あらすじ読んで内容を知ってしまったつもりになるのは実は非常な損失だと思う。
私が感想を述べるときは、出来る限り、その作品のストーリーに触れないようにしている。
映画でも文章でも時間を取ってきちんと正対して頂きたいと思うからである。
特に本作は「全く予備知識無し」で読み進んだ方が得る物が大きく感じる。
(私も表紙すらめくりもしないでアオリ文買いであった)

で、これ、良いです。

☆某所に書き留めた日記より編集加筆

何故、本書が「このミステリーがすごい!」受賞作になったか、と言う意見があちこちにあるようである。
それでは「ミステリー」って何?

辞書をひもとくと…

ミステリー
 ○神秘。不思議。怪奇。  ○推理小説 mystery とある。
怪奇(推理・探偵)小説、不可思議な小説、秘密めいた小説、といったところだろうか?
『ユリイカ』の1999年12月号
小谷真里による殊能将之へのインタビュー「本格ミステリvsファンタジー」
この中で殊能が両者の違いについて「ファンタジーや幻想文学は拡がっていく想像力」で、「本格ミステリは収束していく(想像力)」だと規定していました。結末に向けて想像力を拡散させて書かれるのがファンタジーであり、一方でミステリは予め決まった結末に向けて全てが収束していく。
では本格ミステリはファンタジーに比べて想像力に欠けているのかといえば、そうではない、とも殊能は指摘します。つまり、本格ミステリは結末に向けて収束していく過程にあるトリックにこそ、作者のイマジネーションが働き、しかもそこから先は思考しないと先に進まない(つまり想像するだけではミステリにはならない)、と。

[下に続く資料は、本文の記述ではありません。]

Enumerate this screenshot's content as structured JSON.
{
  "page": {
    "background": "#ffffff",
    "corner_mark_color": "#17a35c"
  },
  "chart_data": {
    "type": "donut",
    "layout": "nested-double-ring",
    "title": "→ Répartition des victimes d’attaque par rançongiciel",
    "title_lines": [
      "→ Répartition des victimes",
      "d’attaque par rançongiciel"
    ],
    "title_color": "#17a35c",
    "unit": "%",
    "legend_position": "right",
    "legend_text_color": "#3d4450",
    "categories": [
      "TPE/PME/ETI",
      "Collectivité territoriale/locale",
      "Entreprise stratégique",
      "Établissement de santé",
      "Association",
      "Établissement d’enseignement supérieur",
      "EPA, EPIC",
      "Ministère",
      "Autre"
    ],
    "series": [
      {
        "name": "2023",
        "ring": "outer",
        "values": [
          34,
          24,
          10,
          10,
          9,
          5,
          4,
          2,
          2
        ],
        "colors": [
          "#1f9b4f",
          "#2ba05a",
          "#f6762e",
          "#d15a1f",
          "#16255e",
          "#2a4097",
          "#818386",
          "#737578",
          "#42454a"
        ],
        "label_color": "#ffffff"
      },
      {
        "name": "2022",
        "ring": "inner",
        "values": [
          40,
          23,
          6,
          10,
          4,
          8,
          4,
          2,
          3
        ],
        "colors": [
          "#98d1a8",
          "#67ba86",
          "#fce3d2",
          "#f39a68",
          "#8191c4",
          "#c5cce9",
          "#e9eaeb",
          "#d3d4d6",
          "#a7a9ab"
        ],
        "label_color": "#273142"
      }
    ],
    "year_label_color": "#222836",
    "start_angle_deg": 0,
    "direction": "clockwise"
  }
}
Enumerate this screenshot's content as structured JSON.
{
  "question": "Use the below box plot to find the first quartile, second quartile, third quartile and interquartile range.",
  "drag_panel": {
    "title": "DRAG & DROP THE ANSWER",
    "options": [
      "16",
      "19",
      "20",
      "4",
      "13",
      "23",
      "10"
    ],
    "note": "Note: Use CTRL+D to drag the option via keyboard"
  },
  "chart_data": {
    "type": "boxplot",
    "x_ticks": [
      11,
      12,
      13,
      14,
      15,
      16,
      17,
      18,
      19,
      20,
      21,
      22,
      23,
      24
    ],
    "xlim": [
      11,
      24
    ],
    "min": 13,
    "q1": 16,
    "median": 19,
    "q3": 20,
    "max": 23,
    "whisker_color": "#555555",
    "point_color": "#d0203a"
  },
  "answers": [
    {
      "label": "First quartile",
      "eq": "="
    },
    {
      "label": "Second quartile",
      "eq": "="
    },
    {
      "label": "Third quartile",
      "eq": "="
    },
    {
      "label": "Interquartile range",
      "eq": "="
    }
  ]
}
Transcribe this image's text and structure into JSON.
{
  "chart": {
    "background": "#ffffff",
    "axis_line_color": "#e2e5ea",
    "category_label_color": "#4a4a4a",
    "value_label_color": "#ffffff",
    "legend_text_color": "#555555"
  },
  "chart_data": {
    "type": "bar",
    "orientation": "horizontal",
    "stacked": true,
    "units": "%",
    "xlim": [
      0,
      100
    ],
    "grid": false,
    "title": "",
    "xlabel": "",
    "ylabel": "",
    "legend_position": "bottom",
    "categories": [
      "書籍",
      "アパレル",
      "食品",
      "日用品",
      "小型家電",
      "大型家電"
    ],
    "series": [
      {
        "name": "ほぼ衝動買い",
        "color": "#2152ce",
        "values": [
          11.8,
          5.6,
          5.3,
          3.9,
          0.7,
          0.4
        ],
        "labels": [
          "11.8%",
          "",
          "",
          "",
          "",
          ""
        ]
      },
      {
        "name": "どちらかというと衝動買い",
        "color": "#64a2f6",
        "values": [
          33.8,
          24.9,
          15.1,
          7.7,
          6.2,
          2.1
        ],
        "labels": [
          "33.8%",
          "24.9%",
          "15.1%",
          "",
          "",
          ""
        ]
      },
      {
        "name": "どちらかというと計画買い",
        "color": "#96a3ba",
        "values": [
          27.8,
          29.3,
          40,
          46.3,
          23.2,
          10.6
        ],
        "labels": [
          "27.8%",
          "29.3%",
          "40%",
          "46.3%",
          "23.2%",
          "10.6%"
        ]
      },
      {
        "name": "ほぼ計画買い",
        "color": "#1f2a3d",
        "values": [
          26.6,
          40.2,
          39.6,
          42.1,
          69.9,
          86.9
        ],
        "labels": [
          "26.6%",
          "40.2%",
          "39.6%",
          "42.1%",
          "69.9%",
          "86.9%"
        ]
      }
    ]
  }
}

等という記述は発見したが、これ以上の納得しうる明確な定義は見つけられなかった。
このインタビューの内容にしても、申し訳ないが評論家の評論家たる言葉遊び(悪い意味ではなく、彼らはそれが職業だから…)としてしか楽しめず、私にとっては何の説明にもならない。
言葉の定義やカテゴリー分類は専門家に任せて、本好きはそのときに出会ったお気に入りの本に没頭すればよいのではないだろうか?